Edward Said
(weekly.ahram.org; original link no longer available. 2003)
"As Arabs, I would submit, and as Americans we have too long allowed a few much-trumpeted slogans about "us" and "our" way to do the work of discussion, argument and exchange. One of the major failures of most Arab and Western intellectuals today is that they have accepted without debate or rigorous scrutiny terms like secularism and democracy, as if everyone knew what these words mean. America today has the largest prison population of any country on earth; it also has the largest number of executions than any country in the world. To be elected president, you need not win the popular vote but you must spend over $200 million. How do these things pass the test of "liberal democracy?"
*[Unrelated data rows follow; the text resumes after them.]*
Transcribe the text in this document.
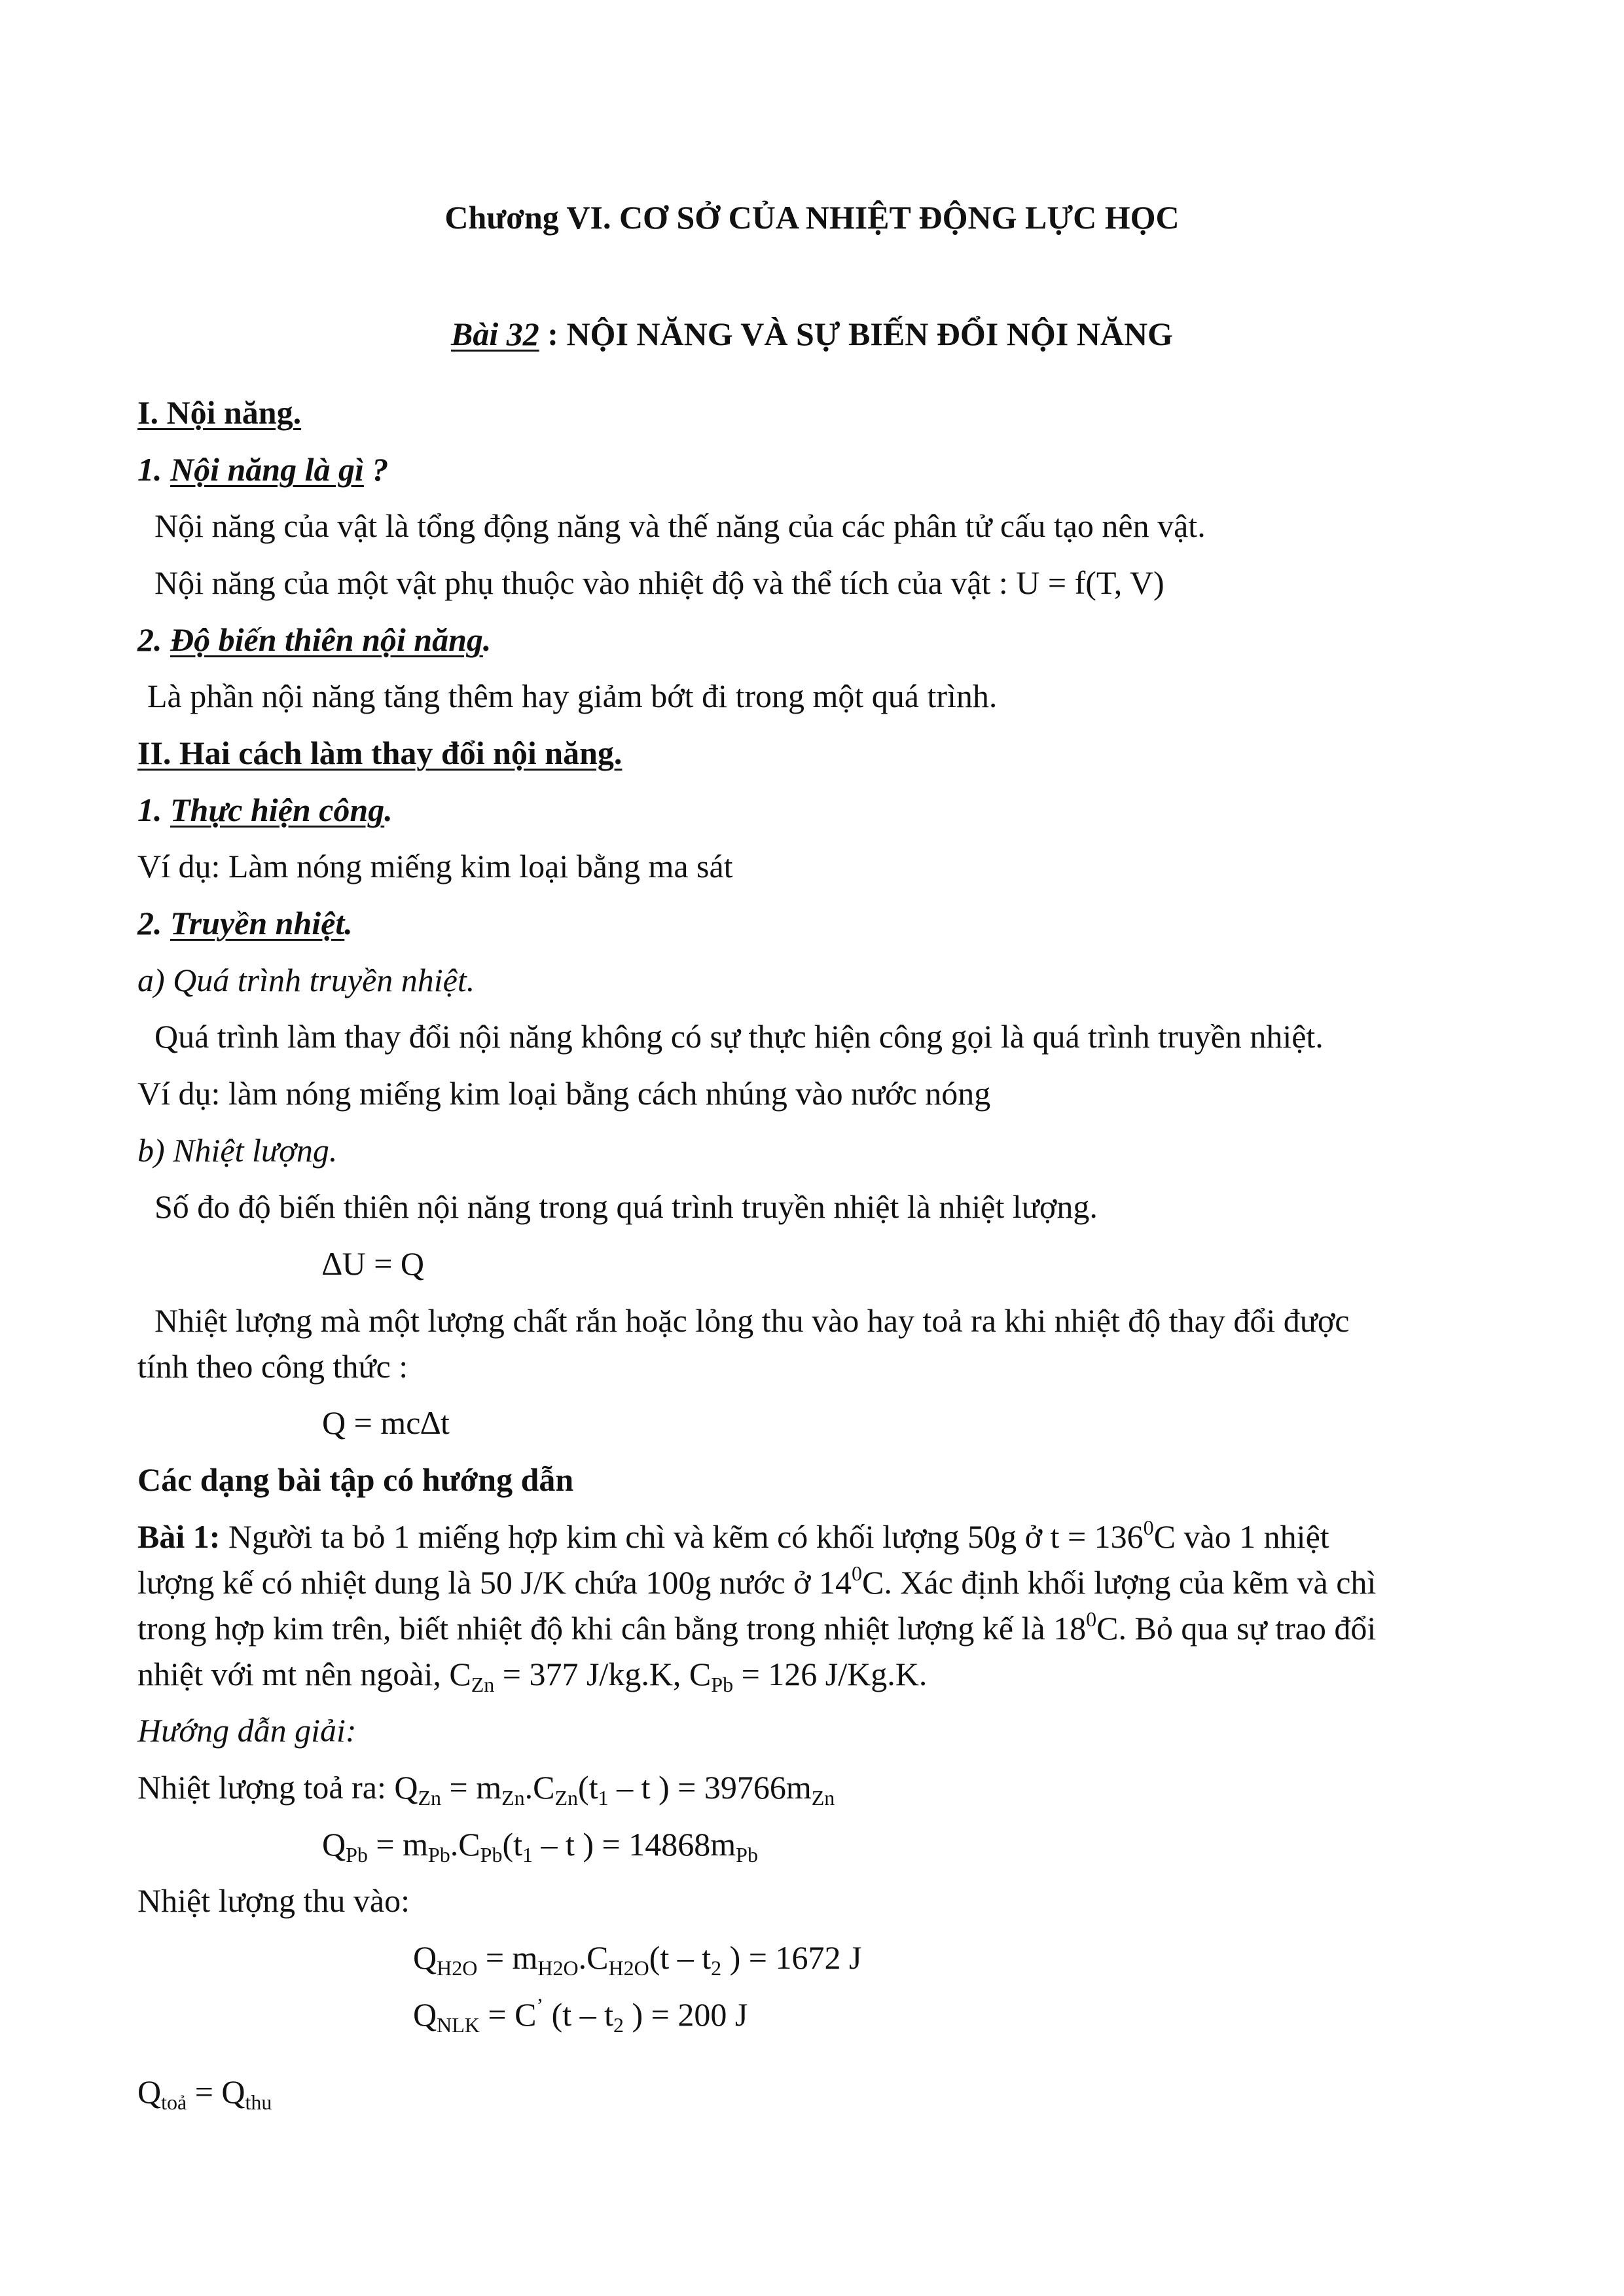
Chương VI. CƠ SỞ CỦA NHIỆT ĐỘNG LỰC HỌC
Bài 32 : NỘI NĂNG VÀ SỰ BIẾN ĐỔI NỘI NĂNG
I. Nội năng.
1. Nội năng là gì ?
Nội năng của vật là tổng động năng và thế năng của các phân tử cấu tạo nên vật.
Nội năng của một vật phụ thuộc vào nhiệt độ và thể tích của vật : U = f(T, V)
2. Độ biến thiên nội năng.
Là phần nội năng tăng thêm hay giảm bớt đi trong một quá trình.
II. Hai cách làm thay đổi nội năng.
1. Thực hiện công.
Ví dụ: Làm nóng miếng kim loại bằng ma sát
2. Truyền nhiệt.
a) Quá trình truyền nhiệt.
Quá trình làm thay đổi nội năng không có sự thực hiện công gọi là quá trình truyền nhiệt.
Ví dụ: làm nóng miếng kim loại bằng cách nhúng vào nước nóng
b) Nhiệt lượng.
Số đo độ biến thiên nội năng trong quá trình truyền nhiệt là nhiệt lượng.
∆U = Q
Nhiệt lượng mà một lượng chất rắn hoặc lỏng thu vào hay toả ra khi nhiệt độ thay đổi được
tính theo công thức :
Q = mc∆t
Các dạng bài tập có hướng dẫn
Bài 1: Người ta bỏ 1 miếng hợp kim chì và kẽm có khối lượng 50g ở $t = 136^0C$ vào 1 nhiệt
lượng kế có nhiệt dung là 50 J/K chứa 100g nước ở $14^0C$. Xác định khối lượng của kẽm và chì
trong hợp kim trên, biết nhiệt độ khi cân bằng trong nhiệt lượng kế là $18^0C$. Bỏ qua sự trao đổi
nhiệt với mt nên ngoài, $C_{Zn} = 377$ J/kg.K, $C_{Pb} = 126$ J/Kg.K.
Hướng dẫn giải:
Nhiệt lượng toả ra: $Q_{Zn} = m_{Zn}.C_{Zn}(t_1 - t$ ) = $39766m_{Zn}$
$Q_{Pb} = m_{Pb}.C_{Pb}(t_1 - t$ ) = $14868m_{Pb}$
Nhiệt lượng thu vào:
$Q_{H2O} = m_{H2O}.C_{H2O}(t - t_2$ ) = 1672 J
$Q_{NLK} = C^’$ ($t - t_2$ ) = 200 J
$Q_{toả} = Q_{thu}$
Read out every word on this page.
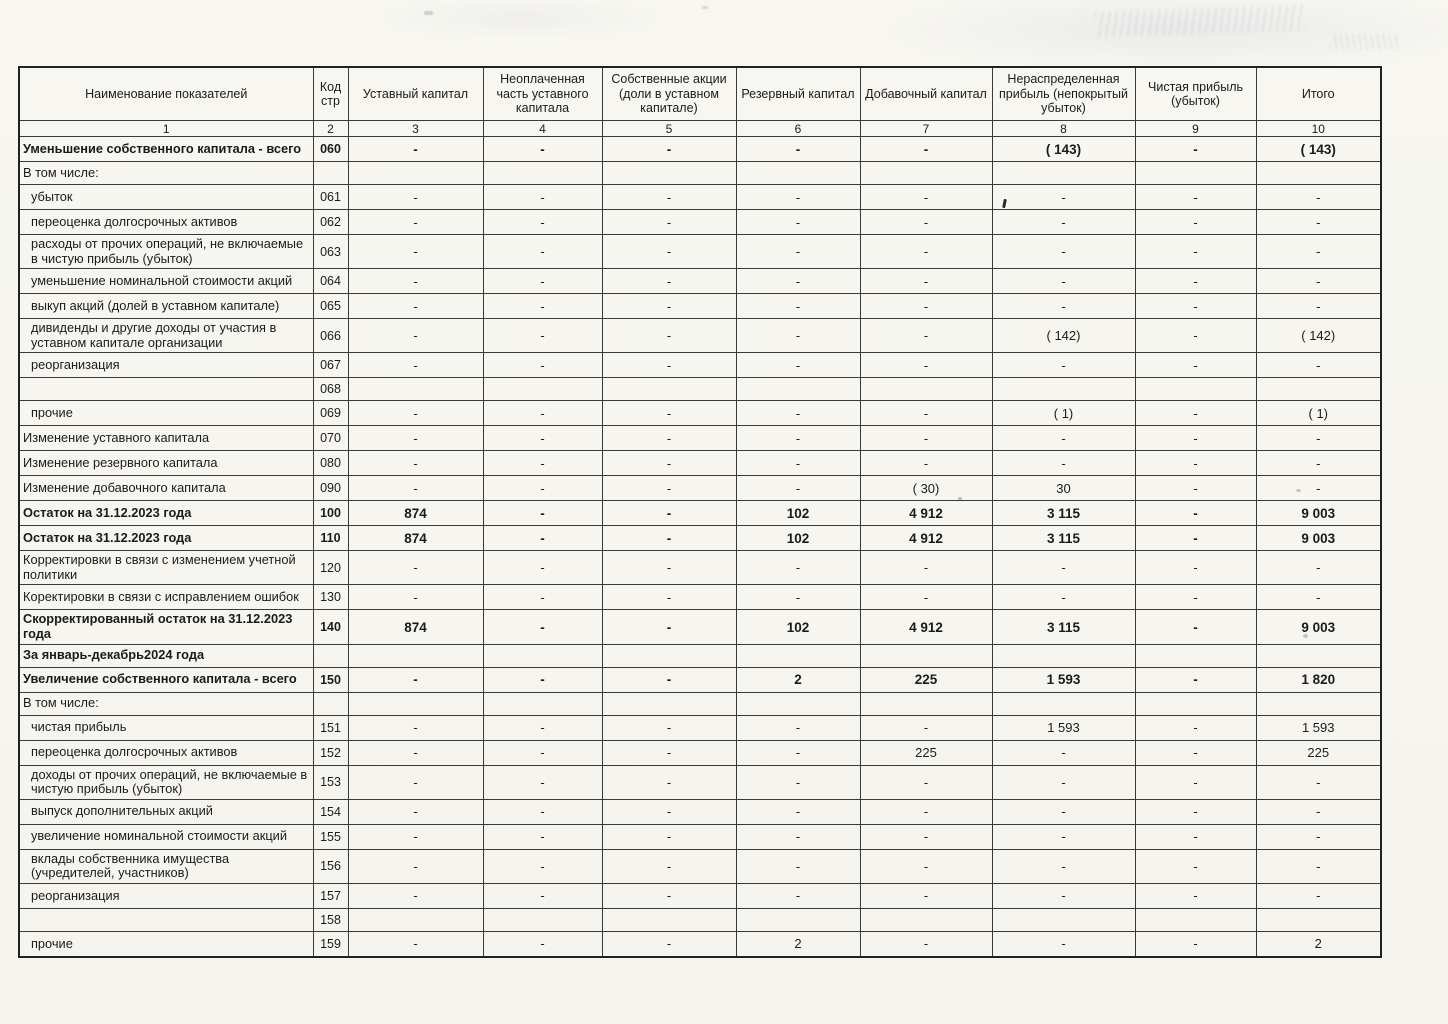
Наименование показателей	Код стр	Уставный капитал	Неоплаченная часть уставного капитала	Собственные акции (доли в уставном капитале)	Резервный капитал	Добавочный капитал	Нераспределенная прибыль (непокрытый убыток)	Чистая прибыль (убыток)	Итого
1	2	3	4	5	6	7	8	9	10
Уменьшение собственного капитала - всего	060	-	-	-	-	-	( 143)	-	( 143)
В том числе:									
убыток	061	-	-	-	-	-	-	-	-
переоценка долгосрочных активов	062	-	-	-	-	-	-	-	-
расходы от прочих операций, не включаемые в чистую прибыль (убыток)	063	-	-	-	-	-	-	-	-
уменьшение номинальной стоимости акций	064	-	-	-	-	-	-	-	-
выкуп акций (долей в уставном капитале)	065	-	-	-	-	-	-	-	-
дивиденды и другие доходы от участия в уставном капитале организации	066	-	-	-	-	-	( 142)	-	( 142)
реорганизация	067	-	-	-	-	-	-	-	-
	068								
прочие	069	-	-	-	-	-	( 1)	-	( 1)
Изменение уставного капитала	070	-	-	-	-	-	-	-	-
Изменение резервного капитала	080	-	-	-	-	-	-	-	-
Изменение добавочного капитала	090	-	-	-	-	( 30)	30	-	-
Остаток на 31.12.2023 года	100	874	-	-	102	4 912	3 115	-	9 003
Остаток на 31.12.2023 года	110	874	-	-	102	4 912	3 115	-	9 003
Корректировки в связи с изменением учетной политики	120	-	-	-	-	-	-	-	-
Коректировки в связи с исправлением ошибок	130	-	-	-	-	-	-	-	-
Скорректированный остаток на 31.12.2023 года	140	874	-	-	102	4 912	3 115	-	9 003
За январь-декабрь2024 года									
Увеличение собственного капитала - всего	150	-	-	-	2	225	1 593	-	1 820
В том числе:									
чистая прибыль	151	-	-	-	-	-	1 593	-	1 593
переоценка долгосрочных активов	152	-	-	-	-	225	-	-	225
доходы от прочих операций, не включаемые в чистую прибыль (убыток)	153	-	-	-	-	-	-	-	-
выпуск дополнительных акций	154	-	-	-	-	-	-	-	-
увеличение номинальной стоимости акций	155	-	-	-	-	-	-	-	-
вклады собственника имущества (учредителей, участников)	156	-	-	-	-	-	-	-	-
реорганизация	157	-	-	-	-	-	-	-	-
	158								
прочие	159	-	-	-	2	-	-	-	2
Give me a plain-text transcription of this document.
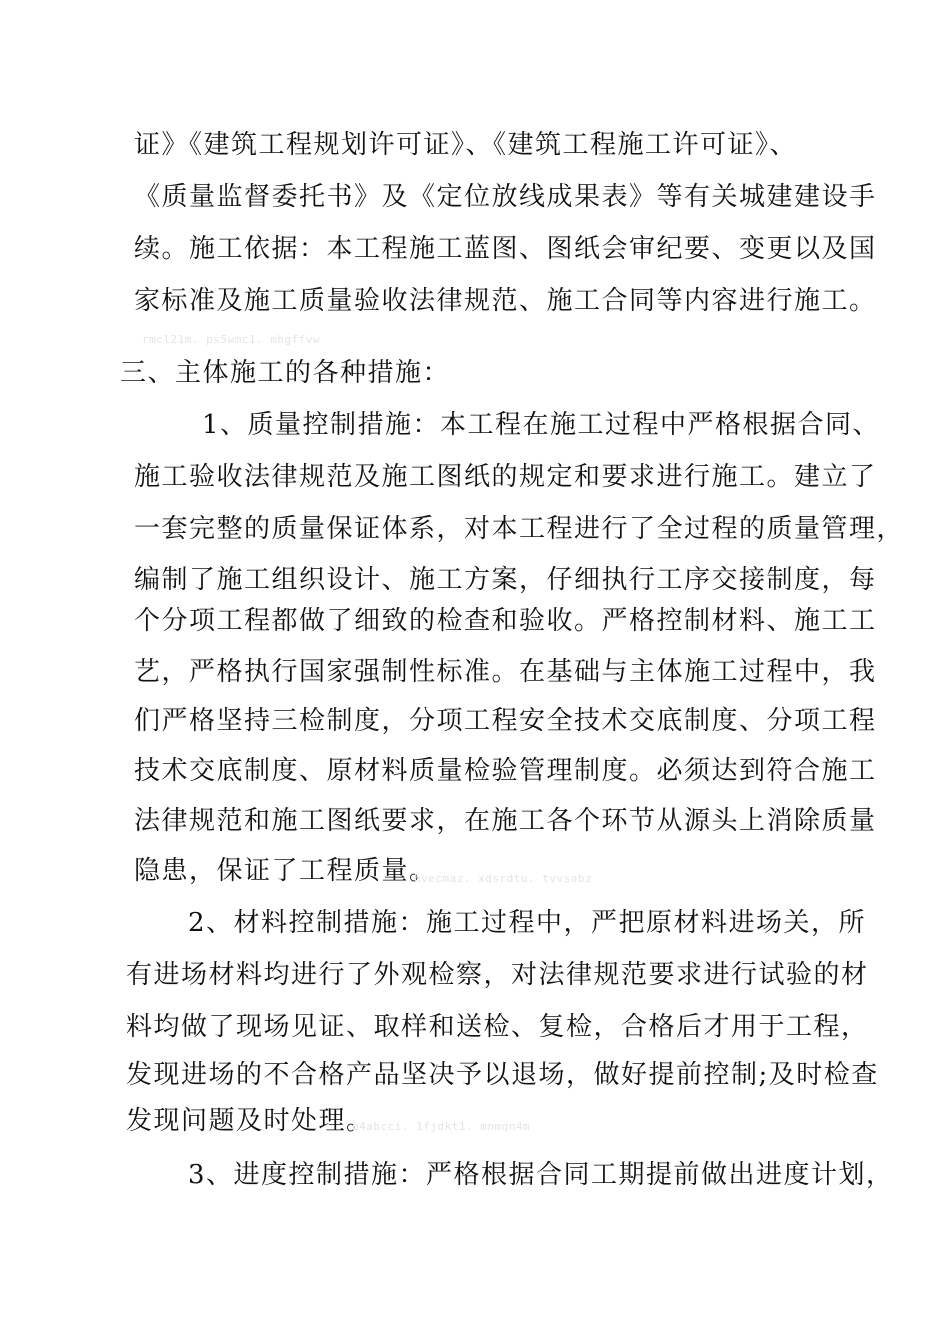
证》《建筑工程规划许可证》、《建筑工程施工许可证》、
《质量监督委托书》及《定位放线成果表》等有关城建建设手
续。施工依据：本工程施工蓝图、图纸会审纪要、变更以及国
家标准及施工质量验收法律规范、施工合同等内容进行施工。
rmcl21m. ps5wmc1. mhgffvw
三、主体施工的各种措施：
1、质量控制措施：本工程在施工过程中严格根据合同、
施工验收法律规范及施工图纸的规定和要求进行施工。建立了
一套完整的质量保证体系，对本工程进行了全过程的质量管理，
编制了施工组织设计、施工方案，仔细执行工序交接制度，每
个分项工程都做了细致的检查和验收。严格控制材料、施工工
艺，严格执行国家强制性标准。在基础与主体施工过程中，我
们严格坚持三检制度，分项工程安全技术交底制度、分项工程
技术交底制度、原材料质量检验管理制度。必须达到符合施工
法律规范和施工图纸要求，在施工各个环节从源头上消除质量
隐患，保证了工程质量。
hvecmaz. xdsrdtu. tvvsabz
2、材料控制措施：施工过程中，严把原材料进场关，所
有进场材料均进行了外观检察，对法律规范要求进行试验的材
料均做了现场见证、取样和送检、复检，合格后才用于工程，
发现进场的不合格产品坚决予以退场，做好提前控制;及时检查
发现问题及时处理。
b4abcci. 1fjdkt1. mnmqn4m
3、进度控制措施：严格根据合同工期提前做出进度计划，
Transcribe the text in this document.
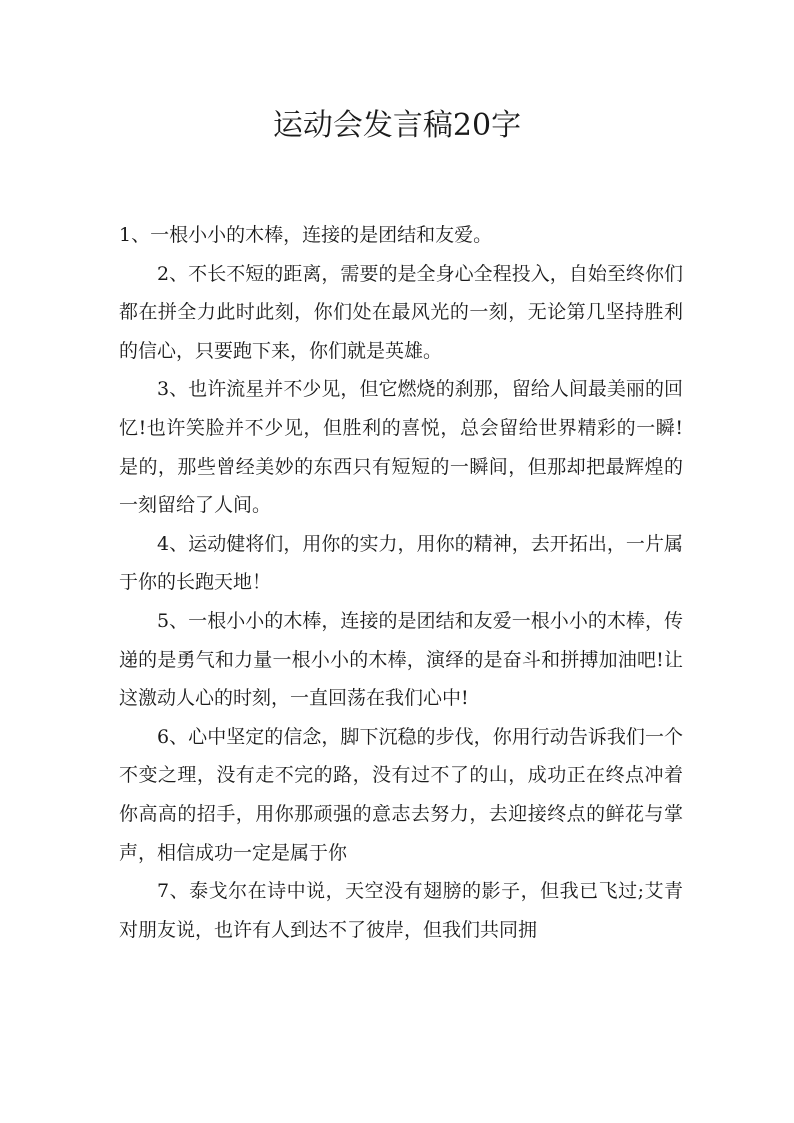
运动会发言稿20字

1、一根小小的木棒，连接的是团结和友爱。

2、不长不短的距离，需要的是全身心全程投入，自始至终你们都在拼全力此时此刻，你们处在最风光的一刻，无论第几坚持胜利的信心，只要跑下来，你们就是英雄。

3、也许流星并不少见，但它燃烧的刹那，留给人间最美丽的回忆!也许笑脸并不少见，但胜利的喜悦，总会留给世界精彩的一瞬!是的，那些曾经美妙的东西只有短短的一瞬间，但那却把最辉煌的一刻留给了人间。

4、运动健将们，用你的实力，用你的精神，去开拓出，一片属于你的长跑天地！

5、一根小小的木棒，连接的是团结和友爱一根小小的木棒，传递的是勇气和力量一根小小的木棒，演绎的是奋斗和拼搏加油吧!让这激动人心的时刻，一直回荡在我们心中!

6、心中坚定的信念，脚下沉稳的步伐，你用行动告诉我们一个不变之理，没有走不完的路，没有过不了的山，成功正在终点冲着你高高的招手，用你那顽强的意志去努力，去迎接终点的鲜花与掌声，相信成功一定是属于你

7、泰戈尔在诗中说，天空没有翅膀的影子，但我已飞过;艾青对朋友说，也许有人到达不了彼岸，但我们共同拥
So rather than have the terms of debate organised without scepticism around a few sloppy terms like "democracy" and "liberalism" or around unexamined conceptions of "terrorism", "backwardness" and "extremism", we should be pressing for a more exacting, a more demanding kind of discussion in which terms are defined from numerous viewpoints and are always placed in concrete historical circumstances. The great danger is that American "magical" thinking à la Wolfowitz, Cheney, and Bush is being passed off as the supreme standard for all peoples and languages to follow. In my opinion, and if Iraq is a salient example, then we must not allow that simply to occur without strenuous debate and probing analysis, and we mustn't be cowed into believing that Washington's power is so irresistibly awesome. And so far as the Middle East is concerned the discussion must include Arabs and Muslims and Israelis and Jews as equal participants. I urge everyone to join in and not leave the field of values, definitions, and cultures uncontested. They are certainly not the property of a few Washington officials, any more than they are the responsibility of a few Middle Eastern rulers. There is a common field of human undertaking being created and recreated, and no amount of imperial bluster can ever conceal or negate that fact."